Ancak Bakanlar Kurulu kararlarını deklare eden Cumhurbaşkanı Erdoğan’ın “Gelişmeleri takip ederek olumsuz bir durum görmemiz halinde bazı illerimiz için bu kısıtlamayı yeniden getirebiliriz” uyarısının, bu kapsamda değişikliğe gidilebileceğinin işareti olsa da; Dünya Sağlık Örgütü’nün (DSÖ) “Türkiye, Avrupa'da vaka sayısının arttığı beş ülke arasında” açıklamasını da hatırlatmakta fayda var sanırım.

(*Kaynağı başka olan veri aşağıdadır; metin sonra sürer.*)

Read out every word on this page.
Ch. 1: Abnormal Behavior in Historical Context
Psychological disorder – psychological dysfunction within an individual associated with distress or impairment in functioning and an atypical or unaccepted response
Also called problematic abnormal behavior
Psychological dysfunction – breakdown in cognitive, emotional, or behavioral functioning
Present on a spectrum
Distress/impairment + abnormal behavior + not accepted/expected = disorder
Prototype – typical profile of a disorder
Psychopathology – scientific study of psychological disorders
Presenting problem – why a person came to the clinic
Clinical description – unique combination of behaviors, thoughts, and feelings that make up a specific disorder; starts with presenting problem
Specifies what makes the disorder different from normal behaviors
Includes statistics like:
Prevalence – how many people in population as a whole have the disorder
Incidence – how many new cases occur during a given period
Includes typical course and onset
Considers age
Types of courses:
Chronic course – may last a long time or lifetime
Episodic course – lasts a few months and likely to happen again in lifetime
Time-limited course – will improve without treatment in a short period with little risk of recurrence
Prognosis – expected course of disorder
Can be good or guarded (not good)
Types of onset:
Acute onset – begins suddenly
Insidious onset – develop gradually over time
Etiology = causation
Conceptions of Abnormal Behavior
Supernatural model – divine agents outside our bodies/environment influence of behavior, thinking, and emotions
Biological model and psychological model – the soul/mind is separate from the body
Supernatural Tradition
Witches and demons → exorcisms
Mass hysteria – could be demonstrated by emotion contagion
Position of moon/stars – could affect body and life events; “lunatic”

28 Mayıs’taki DSÖ’nün açıklamasındaki zaman dilimi o gün itibarıyla Avrupa'daki son 14 günü kapsadığını ve kümülatif/birikmiş vaka sayısı olduğunu ve bazı Avrupa ülkelerinin Türkiye ile eş zamanlı normalleşme süreci başlattığını bir köşeye yazıp devam edelim.
…
28 Mayıs’ta Bakanlar Kurulu sonrası açıklama yapan Cumhurbaşkanı Erdoğan’ın ‘salgına yönelik uygulanan tedbirler nedeniyle ekonomik sıkıntılar yaşayanlar olduğu’ vurgusunun aslında Türkiye açısından bir zorunluluğa işaret ettiği gerçek.
Ve DSÖ’nün sosyal kısıtlamaların gevşetilmesi ve ekonomilerin tekrar canlandırılması ile ilgili olarak ülkelerin acele etmemesi gerektiğini belirten açıklamasındaki şu vurgunun ne kadar insan odaklı olduğu bir gerçek: Ekonomiyi korumanın en iyi yolu insanları korumak. İnsansız ekonomi yoktur. COVID-19’un yayılması kontrol altına alınmadan ekonomik toparlanma olamaz! Virüsün kontrol altına alınması ve ekonomik toparlanma el ele ilerleyecektir. COVID-19 herkesi etkiliyor ancak bazılarını daha fazla etkiliyor. Kimseyi geride bırakamayız. Daha eşit ve kapsayıcı farklı ve daha iyi bir ekonomi inşa edebiliriz.
…
Aynı zaman dilimi içinde Türk Tabipleri Birliği (TTB) Başkanı Sinan Adıyaman da benzer bir açıklama yaptı: TTB olarak her şeyin serbest bırakılması kararlarının ekonomik kaygılarla alındığını düşünüyoruz. Kararların halk sağlığı temelinde olmadığını ve doğru olmadığını düşünüyoruz.
Son olarak DSÖ özel temsilcilerinden Dr. David Nabarro, insanların yeni salgınlara hazırlıklı olması, kısıtlayıcı tedbirlere rağmen 'virüsün ortadan kalkmadığını' dile getirdiği açıklamasını da ekleyerek bitirip sözü bağlayalım: Yukarıdaki görüşlerin hiç biri bana ait değil, tümüyle uzman görüşleri. Bir kere Bilimsel Danışma Kurulu’nun neyi önerdiğini bilmiyoruz. Kararların ekonomik kaygılar vurgusuyla alındığı gerçeğiyle; halk sağlığı temelinde olmadığı yaygın kanısı oluşmuş durumda. Ülke ekonomisinin kaldıramadığı bir süreçte; insanların kendi tedbirlerini alması ve kurallara uyması inisiyatifine bırakılmışken; siz siz olun işi sıkı tutun, zira sonunda ihtimali yüksek ölüm var!